Les conférences recommencèrent le 31 août, et, de part et d’autre, on se plaignit de la violation des préliminaires. Les Autrichiens prétendirent mener de front, dans un congrès, en Allemagne, les négociations de la paix de l’Empire et celles de la paix d’Italie. Bonaparte vit le piège : les Allemands refuseraient la cession de la rive gauche et fourniraient à l’Autriche des argumens pour élever ses prétentions en Italie. Il déclara que la paix d’Italie se ferait avant celle d’Allemagne, et la préjugerait en réglant l’affaire du Rhin. Ce fut au tour des Allemands de résister. Merveldt objecta ses instructions. « Si vos instructions portaient qu’il fait nuit actuellement, s’écria Bonaparte, vous nous le diriez donc ! » Alors ils découvrirent leur jeu et réclamèrent, pour leur maître, les trois Légations, Mantoue, Venise et toute la terre ferme. « A combien de lieues votre armée se trouve-t-elle de Paris ? » leur répondit Bonaparte. Ils répliquèrent en lui demandant ce qu’il pensait de cette armée. « Vos propositions, répliqua-t-il, signifient que l’empereur veut se faire couronner roi de Rome ; je vous assure que quinze jours après l’ouverture de la campagne, je serai à Vienne et, à mon approche, le peuple, qui a a déjà cassé, la première fois, les glaces de M. Thugut, cette fois-ci le pendra. » Il demanda des renforts à Paris et donna ostensiblement des ordres de marche pour le 23 septembre. Cette conférence avait eu lieu le 5. La veille (18 fructidor), le coup d’Etat s’était accompli à Paris. Bonaparte en fut informé le 12 septembre ; il en effraya les Autrichiens, qui s’adoucirent aussitôt. On convint que, si l’empereur reconnaissait à la République les limites constitutionnelles, avec Mayence et une partie de la rive gauche du Rhin, il aurait Venise et la terre ferme jusqu’à l’Adige. Les Autrichiens demandèrent à consulter leur cour, et Merveldt partit pour Vienne.
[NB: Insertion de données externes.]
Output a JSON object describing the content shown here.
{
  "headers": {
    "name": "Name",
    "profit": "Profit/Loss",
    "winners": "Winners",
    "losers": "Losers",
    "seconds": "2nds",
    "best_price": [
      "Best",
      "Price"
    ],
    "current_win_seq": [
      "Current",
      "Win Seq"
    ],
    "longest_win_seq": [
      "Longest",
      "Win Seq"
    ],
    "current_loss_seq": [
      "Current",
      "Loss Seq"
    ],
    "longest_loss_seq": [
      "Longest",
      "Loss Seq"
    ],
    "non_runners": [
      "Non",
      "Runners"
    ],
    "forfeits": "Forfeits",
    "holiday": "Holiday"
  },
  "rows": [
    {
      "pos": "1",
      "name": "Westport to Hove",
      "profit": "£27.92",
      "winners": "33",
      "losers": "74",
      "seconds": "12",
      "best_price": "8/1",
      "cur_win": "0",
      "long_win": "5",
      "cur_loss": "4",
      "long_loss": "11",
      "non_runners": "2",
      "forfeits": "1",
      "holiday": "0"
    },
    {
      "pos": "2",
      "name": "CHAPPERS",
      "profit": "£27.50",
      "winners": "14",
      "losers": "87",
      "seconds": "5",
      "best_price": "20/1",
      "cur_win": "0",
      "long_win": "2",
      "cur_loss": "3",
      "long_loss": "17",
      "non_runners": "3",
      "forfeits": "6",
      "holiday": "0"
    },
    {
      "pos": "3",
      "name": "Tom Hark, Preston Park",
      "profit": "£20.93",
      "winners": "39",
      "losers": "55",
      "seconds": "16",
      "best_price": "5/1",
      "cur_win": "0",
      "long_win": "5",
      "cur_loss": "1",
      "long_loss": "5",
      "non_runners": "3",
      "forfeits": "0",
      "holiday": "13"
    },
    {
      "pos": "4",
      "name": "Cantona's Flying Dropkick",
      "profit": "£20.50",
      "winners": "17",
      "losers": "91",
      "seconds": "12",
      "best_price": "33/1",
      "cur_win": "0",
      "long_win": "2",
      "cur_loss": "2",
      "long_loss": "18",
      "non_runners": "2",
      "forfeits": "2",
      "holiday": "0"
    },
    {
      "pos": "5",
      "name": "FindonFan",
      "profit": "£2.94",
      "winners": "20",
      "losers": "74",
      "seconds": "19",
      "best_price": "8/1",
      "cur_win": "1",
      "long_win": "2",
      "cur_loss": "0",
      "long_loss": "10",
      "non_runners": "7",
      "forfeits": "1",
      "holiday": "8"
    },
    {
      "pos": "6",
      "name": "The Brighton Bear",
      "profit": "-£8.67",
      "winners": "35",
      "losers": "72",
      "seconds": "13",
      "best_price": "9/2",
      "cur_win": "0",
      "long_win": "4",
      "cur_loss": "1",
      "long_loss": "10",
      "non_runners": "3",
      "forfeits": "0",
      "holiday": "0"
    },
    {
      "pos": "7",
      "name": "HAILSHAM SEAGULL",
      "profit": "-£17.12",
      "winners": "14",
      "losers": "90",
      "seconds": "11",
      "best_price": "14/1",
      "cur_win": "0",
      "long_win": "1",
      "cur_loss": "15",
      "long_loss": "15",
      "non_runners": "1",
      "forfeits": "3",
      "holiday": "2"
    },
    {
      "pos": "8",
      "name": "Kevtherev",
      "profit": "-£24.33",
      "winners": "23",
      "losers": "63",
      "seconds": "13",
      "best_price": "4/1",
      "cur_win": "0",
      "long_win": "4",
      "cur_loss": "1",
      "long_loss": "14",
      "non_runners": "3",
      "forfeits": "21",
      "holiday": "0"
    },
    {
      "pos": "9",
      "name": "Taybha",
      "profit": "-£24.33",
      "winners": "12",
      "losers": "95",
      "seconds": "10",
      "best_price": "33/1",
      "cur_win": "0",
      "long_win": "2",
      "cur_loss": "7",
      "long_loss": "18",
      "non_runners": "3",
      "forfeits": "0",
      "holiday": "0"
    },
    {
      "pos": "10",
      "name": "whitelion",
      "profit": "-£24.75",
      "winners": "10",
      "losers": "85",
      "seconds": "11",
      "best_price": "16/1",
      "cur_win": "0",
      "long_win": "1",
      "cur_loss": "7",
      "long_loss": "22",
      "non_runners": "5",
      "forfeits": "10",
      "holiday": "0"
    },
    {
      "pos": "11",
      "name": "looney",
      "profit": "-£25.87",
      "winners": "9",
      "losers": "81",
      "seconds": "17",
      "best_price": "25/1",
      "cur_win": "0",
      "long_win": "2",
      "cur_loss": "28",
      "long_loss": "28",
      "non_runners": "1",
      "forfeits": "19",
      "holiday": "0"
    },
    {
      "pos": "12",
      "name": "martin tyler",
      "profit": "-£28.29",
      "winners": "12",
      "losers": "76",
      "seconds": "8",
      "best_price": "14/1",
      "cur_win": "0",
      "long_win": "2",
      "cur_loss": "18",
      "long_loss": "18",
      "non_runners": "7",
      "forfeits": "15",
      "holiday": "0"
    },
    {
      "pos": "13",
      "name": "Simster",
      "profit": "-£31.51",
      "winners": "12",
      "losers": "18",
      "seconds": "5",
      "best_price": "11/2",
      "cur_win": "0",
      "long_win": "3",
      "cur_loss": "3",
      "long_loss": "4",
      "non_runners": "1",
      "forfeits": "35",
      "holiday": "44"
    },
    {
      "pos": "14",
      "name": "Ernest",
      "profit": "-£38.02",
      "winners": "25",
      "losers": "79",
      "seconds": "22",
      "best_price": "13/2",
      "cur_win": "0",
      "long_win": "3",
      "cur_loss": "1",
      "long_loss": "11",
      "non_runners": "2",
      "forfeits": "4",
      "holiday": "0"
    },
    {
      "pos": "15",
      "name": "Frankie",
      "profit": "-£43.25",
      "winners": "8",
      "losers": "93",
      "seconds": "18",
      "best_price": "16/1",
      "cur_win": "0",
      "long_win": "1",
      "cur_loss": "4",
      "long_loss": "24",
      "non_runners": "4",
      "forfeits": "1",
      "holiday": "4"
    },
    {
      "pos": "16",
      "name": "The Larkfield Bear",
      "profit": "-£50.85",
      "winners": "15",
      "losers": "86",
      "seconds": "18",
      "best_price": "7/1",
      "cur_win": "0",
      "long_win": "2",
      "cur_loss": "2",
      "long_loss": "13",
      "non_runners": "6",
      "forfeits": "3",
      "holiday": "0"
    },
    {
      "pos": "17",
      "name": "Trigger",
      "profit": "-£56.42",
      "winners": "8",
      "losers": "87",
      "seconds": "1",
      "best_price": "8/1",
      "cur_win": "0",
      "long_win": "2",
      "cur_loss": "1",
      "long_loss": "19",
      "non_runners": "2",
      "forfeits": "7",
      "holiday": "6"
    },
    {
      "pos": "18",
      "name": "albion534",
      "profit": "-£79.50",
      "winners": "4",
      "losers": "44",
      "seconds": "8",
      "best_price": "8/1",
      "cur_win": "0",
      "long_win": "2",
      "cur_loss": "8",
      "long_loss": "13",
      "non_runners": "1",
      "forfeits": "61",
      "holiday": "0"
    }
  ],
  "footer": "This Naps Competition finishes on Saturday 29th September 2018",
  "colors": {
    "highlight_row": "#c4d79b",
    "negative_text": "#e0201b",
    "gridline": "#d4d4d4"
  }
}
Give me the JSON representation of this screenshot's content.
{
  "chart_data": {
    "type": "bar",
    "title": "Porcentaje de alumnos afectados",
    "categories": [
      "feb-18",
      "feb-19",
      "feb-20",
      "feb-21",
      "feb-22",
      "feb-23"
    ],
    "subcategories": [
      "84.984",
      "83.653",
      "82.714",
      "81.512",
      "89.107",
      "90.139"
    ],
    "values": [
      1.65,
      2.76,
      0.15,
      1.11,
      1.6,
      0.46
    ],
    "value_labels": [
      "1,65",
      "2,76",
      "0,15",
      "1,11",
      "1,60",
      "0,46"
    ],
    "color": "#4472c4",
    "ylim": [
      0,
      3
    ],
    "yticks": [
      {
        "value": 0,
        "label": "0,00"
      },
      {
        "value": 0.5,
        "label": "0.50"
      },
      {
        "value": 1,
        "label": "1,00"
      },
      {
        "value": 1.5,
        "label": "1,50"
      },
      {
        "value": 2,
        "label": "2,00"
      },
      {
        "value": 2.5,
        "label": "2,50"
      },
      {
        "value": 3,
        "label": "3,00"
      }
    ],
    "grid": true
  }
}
Les journaux et les lettres de Paris confirmèrent les pronostics de Bonaparte. Talleyrand lui écrivit, le 6 septembre : « Paris est calme, la conduite d’Augereau parfaite, on voit qu’il a été à bonne école… On est sorti un instant de la constitution, on y est rentré, j’espère pour toujours. » C’était la vérité officielle. En réalité, la place était nettoyée des brouillons royalistes ; mais c’était pour s’encombrer des brouillons jacobins, et au point de vue où se plaçait Talleyrand, tout serait bientôt à recommencer. Ce n’était pas le coup d’Etat de Bonaparte. Le général s’applaudit d’y avoir employé un comparse, et d’y voir Hoche compromis. Les suites lui parurent à la fois impolitiques et dangereuses. Après avoir écrasé les royalistes, le Directoire proscrivait les modérés et recommençait à persécuter le clergé. Ces mesures inintelligentes devaient révolter, tôt ou tard, l’opinion et produire une explosion de mécontentement plus grave encore que celle du dernier printemps. En attendant, les Directeurs gouvernent par les seuls moyens à leur portée : la guerre de réquisitions au dehors, la terreur sournoise au dedans, c’est-à-dire les moyens de la Révolution, sans les nécessités de la Révolution, sans l’invasion à repousser, l’intégrité de la France à défendre, l’unité nationale à sauver. Bonaparte juge la guerre périlleuse. Marchant sur Vienne, il peut vaincre, sans doute, si l’armée du Rhin pousse hardiment en Allemagne ; mais il n’a pas confiance en cette armée, elle est lente ; le commandement y est divisé. Il n’entend d’ailleurs partager avec elle ni l’honneur de la guerre ni la popularité de la paix. Enfin si elle ne marche pas ou si elle marche mollement, si les Autrichiens qui se sont refaits ont un élan d’audace, si l’archiduc a un éclair de génie, Bonaparte peut être écrasé. Il ne risquera point cette partie. Il a l’avenir devant lui ; il a encore le temps d’être prudent. Il traitera, et d’autant plus vite qu’il voit, au ton des lettres de Talleyrand, par celles que Maret lui fait tenir de Lille, que la négociation avec l’Angleterre va se rompre. L’Angleterre rejetée dans la guerre, c’est de l’argent pour l’Autriche qui n’en a plus, et un soutien pour Thugut, que tout le monde abandonne. La paix faite avec l’Autriche, Bonaparte attendra, en luttant contre l’Angleterre, l’inévitable remous que causeront l’incapacité et les excès du Directoire.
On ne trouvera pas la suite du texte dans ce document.